O relógio marcava 4h e a princesa já não tinha mais condição de ler uma linha sequer de "O Kamasutra". Entrou na carruagem e seguiu rumo ao castelo cor de laranja. A solidão havia lhe feito tão bem nesta noite... Ela trocou experiências com cada um que passou pela livraria. Mesmo que tenha sido uma troca silenciosa. O importante é que houve troca. Sentiu uma energia, que só as livrarias 24h têm. Uma energia que vem da madrugada fria, que vem dos que vagam por ela e aproveitam cada minuto seu. Uma energia que a fez perceber que, princesa ou não, ela continuaria sendo ela mesma. Para sempre. Uma energia que a fez se sentir mais viva do que nunca.

quinta-feira, junho 09, 2005

2:04

O relógio marca 2:04 e ela não pára de teclar. O sono não chega e a inspiração transborda. Seus pensamentos ramificam tanto quanto a árvore genealógica da família imperial brasileira. O silêncio da madrugada, misturado ao ruído da cadeira velha em que está sentada resultam numa bela sinfonia para sua escrita. Tica-tac, tic-tac...

O tempo passa e ela tem lembranças. Dos tempos mais remotos ao segundo que passou. Faz um filme da vida. Sorri, dá gargalhadas, choraminga, cai em prantos, sente os cheiros de momentos diferentes pelos quais passou e das pessoas mais marcantes que cruzaram seu caminho. Relembra filmes, viagens, leituras e, de repente, é invadida por uma felicidade plena.

Ela quer terminar a música que está compondo, escrever mais um capítulo do livro a que tanto se dedica.
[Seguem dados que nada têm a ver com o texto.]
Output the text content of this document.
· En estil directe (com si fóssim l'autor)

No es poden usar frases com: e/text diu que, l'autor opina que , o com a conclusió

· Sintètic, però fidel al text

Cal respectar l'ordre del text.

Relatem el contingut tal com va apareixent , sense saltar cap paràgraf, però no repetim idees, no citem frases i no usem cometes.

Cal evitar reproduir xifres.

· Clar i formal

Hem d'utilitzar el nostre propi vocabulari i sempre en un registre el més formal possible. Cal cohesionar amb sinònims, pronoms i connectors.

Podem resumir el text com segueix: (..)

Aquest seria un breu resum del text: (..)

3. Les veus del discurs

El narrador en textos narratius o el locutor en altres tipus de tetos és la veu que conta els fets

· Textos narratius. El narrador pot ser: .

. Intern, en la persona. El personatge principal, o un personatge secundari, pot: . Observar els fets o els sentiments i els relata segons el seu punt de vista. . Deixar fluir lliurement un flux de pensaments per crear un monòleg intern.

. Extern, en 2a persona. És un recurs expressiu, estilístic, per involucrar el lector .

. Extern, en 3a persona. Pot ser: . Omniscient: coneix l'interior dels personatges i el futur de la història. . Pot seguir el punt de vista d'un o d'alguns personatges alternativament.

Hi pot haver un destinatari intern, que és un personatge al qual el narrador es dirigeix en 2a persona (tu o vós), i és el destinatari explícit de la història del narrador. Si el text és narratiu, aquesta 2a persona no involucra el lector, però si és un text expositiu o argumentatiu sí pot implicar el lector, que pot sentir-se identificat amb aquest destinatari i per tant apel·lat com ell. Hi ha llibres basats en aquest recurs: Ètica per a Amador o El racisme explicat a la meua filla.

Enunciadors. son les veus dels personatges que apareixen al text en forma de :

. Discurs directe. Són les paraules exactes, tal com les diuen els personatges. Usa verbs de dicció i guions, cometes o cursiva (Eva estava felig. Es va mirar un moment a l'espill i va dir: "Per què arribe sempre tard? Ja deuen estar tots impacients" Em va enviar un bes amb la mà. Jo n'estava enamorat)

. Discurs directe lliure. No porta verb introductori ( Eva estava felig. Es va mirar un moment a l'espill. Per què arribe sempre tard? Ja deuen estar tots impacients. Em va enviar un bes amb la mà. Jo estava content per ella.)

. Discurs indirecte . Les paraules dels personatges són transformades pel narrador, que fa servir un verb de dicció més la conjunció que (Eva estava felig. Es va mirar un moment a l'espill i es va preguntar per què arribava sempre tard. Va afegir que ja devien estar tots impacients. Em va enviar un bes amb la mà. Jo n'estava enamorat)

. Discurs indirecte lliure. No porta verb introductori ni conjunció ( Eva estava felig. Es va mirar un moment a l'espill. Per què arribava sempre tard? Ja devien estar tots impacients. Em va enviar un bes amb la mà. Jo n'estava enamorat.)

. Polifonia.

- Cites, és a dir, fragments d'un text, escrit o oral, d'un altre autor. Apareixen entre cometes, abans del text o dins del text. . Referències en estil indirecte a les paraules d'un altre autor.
Não consegue. Olha para "A Mulher de Costas", de Dali, "As Meninas", de Velazquez e "O Jardim das Delícias", de El Bosco. Os três, ao seu redor, estabelecem um diálogo que só ela entende.

Depois dessa confusão de referências, cores e informações, uma simples imagem vem à sua cabeça: a de alguém que conseguiu lhe proporcionar muito conforto e dizer palavras sábias num momento em que ela realmente precisava. A vela acesa; a única parede azul, com um toque de Matisse; o vento frio da noite; o prego solitário que abrigava um Miró, agora estilhaçado... O sonho está muito bom e é um pecado acordá-la agora.

De supetão, ela acha a paz que sempre procura. O sono chega, o corpo amolece... Novamente, a princesa adormece e, desta vez, parece ter comido a maçã envenenada. Pois nenhum, nenhum barulho faz com que ela se mova. Nem o silêncio da madrugada, nem o ruído da cadeira velha, nem a voz dos artistas...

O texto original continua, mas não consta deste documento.